Pressoir
- EAN 9782877042659
Seize années séparent la publication d’Essart (Unes, 2021) de celle de Pressoir.
Seize ans marqués pour Gabriela Mistral par des déchirements collectifs – la
seconde guerre mondiale – et intimes – le suicide de son fils adoptif Miguel à
l’âge de 17 ans. C’est pourquoi Pressoir, paru en 1954, dernier livre que
publiera Mistral avant sa mort trois ans plus tard, est à ce point marqué par la
séparation et l’arrivée, la construction et la défaite. Sentiment renforcé par
les errances successives dues à sa fonction de consul. Si la capacité de
transfigurer le monde, d’imprégner la terre de sacré et de mythologies qui
soulevait les poèmes d’Essart semble avoir disparu de ce livre plus solitaire,
c’est que la métamorphose est ici plus secrète, plus animale. L’immense
bestiaire a disparu, il ne reste que la biche et le coyote. Les vallées et les
fleuves sont loin, il ne reste que les murs de la maison. Livre intérieur, livre
de portes, de fenêtres et d’escaliers, livre de fer et de ciment : « nous avons
remplacé l’univers par un mur et une conversation », dit Mistral qui cherche les
êtres aimés dans le noir d’une vie qui s’en va.

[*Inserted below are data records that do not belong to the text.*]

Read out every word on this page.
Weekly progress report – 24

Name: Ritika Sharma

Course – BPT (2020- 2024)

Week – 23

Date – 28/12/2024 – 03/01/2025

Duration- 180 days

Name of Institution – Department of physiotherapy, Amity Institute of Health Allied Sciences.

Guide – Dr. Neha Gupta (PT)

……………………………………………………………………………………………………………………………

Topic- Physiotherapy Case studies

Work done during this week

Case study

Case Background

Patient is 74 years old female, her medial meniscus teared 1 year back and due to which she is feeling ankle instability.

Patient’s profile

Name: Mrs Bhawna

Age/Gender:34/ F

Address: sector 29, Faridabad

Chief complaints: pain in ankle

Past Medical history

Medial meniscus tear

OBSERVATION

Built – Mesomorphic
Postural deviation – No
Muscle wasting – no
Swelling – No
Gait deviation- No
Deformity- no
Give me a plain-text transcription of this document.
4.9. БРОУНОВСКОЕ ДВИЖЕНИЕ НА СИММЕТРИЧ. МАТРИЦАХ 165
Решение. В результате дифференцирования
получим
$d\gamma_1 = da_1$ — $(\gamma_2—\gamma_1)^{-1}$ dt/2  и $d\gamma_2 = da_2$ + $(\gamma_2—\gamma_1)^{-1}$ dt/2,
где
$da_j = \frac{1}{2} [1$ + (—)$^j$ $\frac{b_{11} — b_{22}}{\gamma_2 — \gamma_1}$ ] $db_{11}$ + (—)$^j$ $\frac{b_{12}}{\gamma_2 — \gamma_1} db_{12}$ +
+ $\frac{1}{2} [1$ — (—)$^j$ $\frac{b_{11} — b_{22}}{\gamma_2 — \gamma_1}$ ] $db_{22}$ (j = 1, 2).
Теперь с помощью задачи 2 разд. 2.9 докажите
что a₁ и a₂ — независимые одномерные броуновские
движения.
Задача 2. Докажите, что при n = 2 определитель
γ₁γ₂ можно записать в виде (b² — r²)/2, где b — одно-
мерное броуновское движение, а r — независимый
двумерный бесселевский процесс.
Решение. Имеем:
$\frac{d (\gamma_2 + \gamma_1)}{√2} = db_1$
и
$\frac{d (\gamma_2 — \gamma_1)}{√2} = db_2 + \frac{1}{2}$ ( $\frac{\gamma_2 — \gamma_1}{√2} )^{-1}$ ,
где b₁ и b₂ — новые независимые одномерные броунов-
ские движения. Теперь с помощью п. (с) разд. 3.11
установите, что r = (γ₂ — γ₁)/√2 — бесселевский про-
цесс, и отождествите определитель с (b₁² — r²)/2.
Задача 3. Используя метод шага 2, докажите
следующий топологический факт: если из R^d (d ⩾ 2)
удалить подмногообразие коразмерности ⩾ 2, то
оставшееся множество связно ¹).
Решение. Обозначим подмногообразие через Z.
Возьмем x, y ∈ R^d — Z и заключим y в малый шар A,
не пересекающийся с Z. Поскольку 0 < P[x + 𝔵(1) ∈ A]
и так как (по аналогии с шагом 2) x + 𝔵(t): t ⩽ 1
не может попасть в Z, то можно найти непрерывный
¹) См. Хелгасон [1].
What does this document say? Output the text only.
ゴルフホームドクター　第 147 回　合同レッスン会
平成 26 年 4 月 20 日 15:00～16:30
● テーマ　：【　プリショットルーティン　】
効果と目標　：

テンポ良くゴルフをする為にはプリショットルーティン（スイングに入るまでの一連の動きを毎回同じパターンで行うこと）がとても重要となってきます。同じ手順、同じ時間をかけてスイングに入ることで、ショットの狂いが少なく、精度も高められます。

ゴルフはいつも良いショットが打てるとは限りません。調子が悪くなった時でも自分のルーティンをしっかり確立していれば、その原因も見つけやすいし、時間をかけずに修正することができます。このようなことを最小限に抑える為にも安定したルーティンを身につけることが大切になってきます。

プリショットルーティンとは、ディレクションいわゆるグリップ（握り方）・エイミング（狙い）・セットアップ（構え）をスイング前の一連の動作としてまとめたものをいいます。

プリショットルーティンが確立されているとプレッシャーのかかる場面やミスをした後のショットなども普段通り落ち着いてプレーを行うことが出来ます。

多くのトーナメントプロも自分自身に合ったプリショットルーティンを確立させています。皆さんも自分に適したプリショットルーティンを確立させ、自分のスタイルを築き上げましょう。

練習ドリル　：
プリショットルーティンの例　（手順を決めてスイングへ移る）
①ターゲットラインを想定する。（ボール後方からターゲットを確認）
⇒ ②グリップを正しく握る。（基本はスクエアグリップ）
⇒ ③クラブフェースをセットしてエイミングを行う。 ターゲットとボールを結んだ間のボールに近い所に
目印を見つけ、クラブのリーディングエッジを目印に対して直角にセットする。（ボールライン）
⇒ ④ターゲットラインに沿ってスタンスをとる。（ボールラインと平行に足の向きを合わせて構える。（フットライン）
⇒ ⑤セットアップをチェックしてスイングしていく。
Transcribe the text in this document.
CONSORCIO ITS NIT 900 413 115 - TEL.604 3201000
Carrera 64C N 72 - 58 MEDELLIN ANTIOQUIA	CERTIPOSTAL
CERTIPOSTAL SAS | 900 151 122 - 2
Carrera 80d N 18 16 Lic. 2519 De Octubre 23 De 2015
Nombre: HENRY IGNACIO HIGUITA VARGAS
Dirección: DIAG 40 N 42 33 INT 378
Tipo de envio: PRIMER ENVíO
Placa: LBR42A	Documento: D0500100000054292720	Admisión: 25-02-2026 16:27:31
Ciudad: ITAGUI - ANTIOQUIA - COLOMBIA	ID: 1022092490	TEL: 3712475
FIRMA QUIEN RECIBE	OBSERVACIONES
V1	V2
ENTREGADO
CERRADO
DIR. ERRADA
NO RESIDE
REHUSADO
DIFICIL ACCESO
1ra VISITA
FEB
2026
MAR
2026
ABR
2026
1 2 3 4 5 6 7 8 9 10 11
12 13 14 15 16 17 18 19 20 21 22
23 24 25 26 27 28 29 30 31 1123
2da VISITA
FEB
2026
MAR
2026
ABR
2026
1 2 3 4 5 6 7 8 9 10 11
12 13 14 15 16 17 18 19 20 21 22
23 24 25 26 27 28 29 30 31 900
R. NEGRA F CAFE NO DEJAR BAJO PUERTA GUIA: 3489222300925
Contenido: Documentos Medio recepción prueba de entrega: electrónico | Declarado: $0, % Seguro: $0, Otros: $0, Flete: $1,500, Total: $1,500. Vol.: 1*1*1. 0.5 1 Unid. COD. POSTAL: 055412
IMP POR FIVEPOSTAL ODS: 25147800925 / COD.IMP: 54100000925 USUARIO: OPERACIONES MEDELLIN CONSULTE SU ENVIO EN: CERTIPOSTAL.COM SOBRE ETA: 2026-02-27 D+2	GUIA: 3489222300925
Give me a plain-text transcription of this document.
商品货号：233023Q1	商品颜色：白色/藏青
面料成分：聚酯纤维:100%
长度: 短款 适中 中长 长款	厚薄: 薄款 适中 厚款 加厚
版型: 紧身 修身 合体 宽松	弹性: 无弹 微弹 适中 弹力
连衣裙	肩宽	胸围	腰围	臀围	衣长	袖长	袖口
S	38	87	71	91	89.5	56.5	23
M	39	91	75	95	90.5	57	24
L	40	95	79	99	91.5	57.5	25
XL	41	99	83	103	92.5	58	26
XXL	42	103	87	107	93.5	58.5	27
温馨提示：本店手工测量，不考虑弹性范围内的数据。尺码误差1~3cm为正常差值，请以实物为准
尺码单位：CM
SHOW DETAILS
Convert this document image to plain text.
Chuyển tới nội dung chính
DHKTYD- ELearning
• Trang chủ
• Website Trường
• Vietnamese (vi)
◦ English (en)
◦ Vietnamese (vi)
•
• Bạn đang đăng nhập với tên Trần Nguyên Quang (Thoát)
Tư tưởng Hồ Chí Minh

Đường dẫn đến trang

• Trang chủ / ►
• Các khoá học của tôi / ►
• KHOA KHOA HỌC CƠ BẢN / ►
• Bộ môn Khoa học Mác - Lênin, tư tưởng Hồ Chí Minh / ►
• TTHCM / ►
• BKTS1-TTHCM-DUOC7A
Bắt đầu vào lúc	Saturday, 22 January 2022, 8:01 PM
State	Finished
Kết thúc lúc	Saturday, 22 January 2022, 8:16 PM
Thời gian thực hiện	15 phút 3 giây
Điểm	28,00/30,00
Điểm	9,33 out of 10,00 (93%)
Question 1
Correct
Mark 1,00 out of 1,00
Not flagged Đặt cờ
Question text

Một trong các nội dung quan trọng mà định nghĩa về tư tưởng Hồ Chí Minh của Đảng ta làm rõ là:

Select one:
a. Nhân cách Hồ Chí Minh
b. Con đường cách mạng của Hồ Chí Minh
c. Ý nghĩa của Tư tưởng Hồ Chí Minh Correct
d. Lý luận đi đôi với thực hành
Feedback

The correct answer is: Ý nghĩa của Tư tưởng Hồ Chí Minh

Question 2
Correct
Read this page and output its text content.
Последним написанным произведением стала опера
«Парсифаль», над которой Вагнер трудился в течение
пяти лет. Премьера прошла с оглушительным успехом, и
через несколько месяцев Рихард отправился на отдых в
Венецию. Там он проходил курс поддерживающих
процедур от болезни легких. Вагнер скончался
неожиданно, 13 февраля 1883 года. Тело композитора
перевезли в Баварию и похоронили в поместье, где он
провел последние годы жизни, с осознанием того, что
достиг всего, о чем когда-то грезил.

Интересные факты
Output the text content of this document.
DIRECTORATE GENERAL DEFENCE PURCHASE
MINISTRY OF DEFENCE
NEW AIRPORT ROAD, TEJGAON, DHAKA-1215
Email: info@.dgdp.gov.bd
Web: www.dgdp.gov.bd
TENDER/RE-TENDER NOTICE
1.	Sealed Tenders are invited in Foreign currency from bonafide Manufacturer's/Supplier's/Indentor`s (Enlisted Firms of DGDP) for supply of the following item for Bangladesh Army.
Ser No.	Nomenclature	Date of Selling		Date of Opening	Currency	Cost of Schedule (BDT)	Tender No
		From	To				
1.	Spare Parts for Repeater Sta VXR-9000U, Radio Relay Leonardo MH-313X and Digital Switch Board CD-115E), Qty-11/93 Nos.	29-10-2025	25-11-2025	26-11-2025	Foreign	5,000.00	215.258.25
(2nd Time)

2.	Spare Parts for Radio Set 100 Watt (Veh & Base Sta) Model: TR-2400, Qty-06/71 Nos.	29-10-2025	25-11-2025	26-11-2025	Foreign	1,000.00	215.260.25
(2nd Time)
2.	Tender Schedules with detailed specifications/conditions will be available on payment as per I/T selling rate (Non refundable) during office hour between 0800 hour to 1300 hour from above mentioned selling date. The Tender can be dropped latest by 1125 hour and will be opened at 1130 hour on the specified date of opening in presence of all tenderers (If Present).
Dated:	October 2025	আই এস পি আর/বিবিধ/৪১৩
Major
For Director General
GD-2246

La langue et l’espace se sont
resserrés, les vers raccourcis, les poèmes acérés, leur souffle se fait plus
bref. Le monde est nu et écorché, plein d’arbres brûlés, « maintenant je vais
apprendre le pays de l’âpreté » dit-elle en glissant d’un poème à l’autre, entre
deux buées, semblant s’enfoncer toujours plus loin vers l’autre rive, la rive
inconnue de la disparition et des retrouvailles rêvées. Mistral convoque toute
la force du deuil, du souvenir et de l’amour, convoque au fil de poèmes
bouleversants les visages chers, les dernières promesses de pitaya et de menthe,
de pain et de sel. Et même si les « fruits sont sans lumière », même si « la
lumière est malade » et que les regards perdus sont « de pure absence et d’exil
», la poète chilienne fait là sa dernière ronde avant minuit, son ultime
vagabondage dans sa terre désolée – « rase patrie, rase poussière » – ¬elle
puise dans son cœur esseulé et dans le sentiment d’abandon qui l’envahit la
beauté d’un dernier chant. La parole est difficile, préservée au creux de la
main comme une flamme légère, fragile dans la nuit du givre. Le resserrement de
la langue n’est pas un tarissement de l’inspiration, des puissances
exceptionnelles qui traversaient ses précédents livres, mais « un rêve qui
chemine », une réduction du poème à son seul espace possible dans un monde qui
se referme. Réduction à l’essentiel d’une parole rare dont Gabriela Mistral,
danseuse qui danse « la danse de la perte », préserve et transporte la lumière
pour transmettre son dernier message terrestre avant la nuit.